Working with the Commission on Presidential Debates, the sponsoring organization, Carlin created a program called DebateWatch.  The concept behind DebateWatch was simple: gather a group of people to watch one of the debates together and to discuss it afterward.  Carlin created  a packet of material to guide DebateWatch groups, and the Commission expects to distribute tens of thousands of the packets through groups that emphasize voter education.

The Ford Foundation recently decided to back the project with a $200,000 grant to complete an evaluation of DebateWatch.  After a pilot study using focus groups in primary states Carlin plans to work through SCA to locate 50-75 members to organize DebateWatch groups.  Carlin and her assistants will also organize a DebateWatch group at each debate site.
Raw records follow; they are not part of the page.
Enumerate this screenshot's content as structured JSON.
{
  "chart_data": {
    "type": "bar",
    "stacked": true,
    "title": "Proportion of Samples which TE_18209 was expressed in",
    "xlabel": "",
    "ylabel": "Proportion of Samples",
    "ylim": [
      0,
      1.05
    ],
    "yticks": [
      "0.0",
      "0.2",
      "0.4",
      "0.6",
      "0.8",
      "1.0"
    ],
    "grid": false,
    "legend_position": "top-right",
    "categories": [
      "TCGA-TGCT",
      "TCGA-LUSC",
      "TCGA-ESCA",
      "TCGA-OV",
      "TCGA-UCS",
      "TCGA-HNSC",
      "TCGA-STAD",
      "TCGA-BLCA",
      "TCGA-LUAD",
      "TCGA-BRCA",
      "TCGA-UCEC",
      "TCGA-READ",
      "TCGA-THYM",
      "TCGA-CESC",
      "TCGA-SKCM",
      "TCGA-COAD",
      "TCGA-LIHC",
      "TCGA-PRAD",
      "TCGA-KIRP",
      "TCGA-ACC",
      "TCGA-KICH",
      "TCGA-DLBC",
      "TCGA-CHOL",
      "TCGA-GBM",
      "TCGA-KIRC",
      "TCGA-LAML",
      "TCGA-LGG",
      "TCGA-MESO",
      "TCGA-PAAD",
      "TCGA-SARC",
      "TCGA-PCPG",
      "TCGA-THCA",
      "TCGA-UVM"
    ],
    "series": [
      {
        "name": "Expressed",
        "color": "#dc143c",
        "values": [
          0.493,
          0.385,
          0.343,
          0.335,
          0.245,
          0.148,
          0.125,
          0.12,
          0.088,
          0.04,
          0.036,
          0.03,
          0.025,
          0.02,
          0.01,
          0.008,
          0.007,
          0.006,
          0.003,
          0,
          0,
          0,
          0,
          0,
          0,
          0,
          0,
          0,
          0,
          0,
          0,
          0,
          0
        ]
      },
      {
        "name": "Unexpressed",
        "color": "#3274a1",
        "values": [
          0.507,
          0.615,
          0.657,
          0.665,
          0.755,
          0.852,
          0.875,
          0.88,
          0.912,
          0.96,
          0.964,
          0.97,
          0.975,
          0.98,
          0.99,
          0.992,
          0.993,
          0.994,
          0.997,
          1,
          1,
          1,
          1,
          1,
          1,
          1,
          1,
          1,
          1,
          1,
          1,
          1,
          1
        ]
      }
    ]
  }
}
From these groups a set of focus group participants will be selected.  A total of 12 focus groups will be conducted after the election in sites around the country. At these focus groups, the researchers will gather information about the insights the participants gained about the debates that they would not have otherwise gotten from merely watching them, how the participants used the information they gained from the groups in making their voting decisions, and how effective was the DebateWatch process.  An Internet discussion of the debates will also be organized by Mark Kuhn, University of New Hampshire, and the content of that discussion will be compared to that of the focus groups.

Carlin and her associates plan to write a book on the focus group results, but information about the impact of DebateWatch is likely to surface during the campaign and after.  Chalk one up for another high-profile project emanating from SCA’s political communication researchers.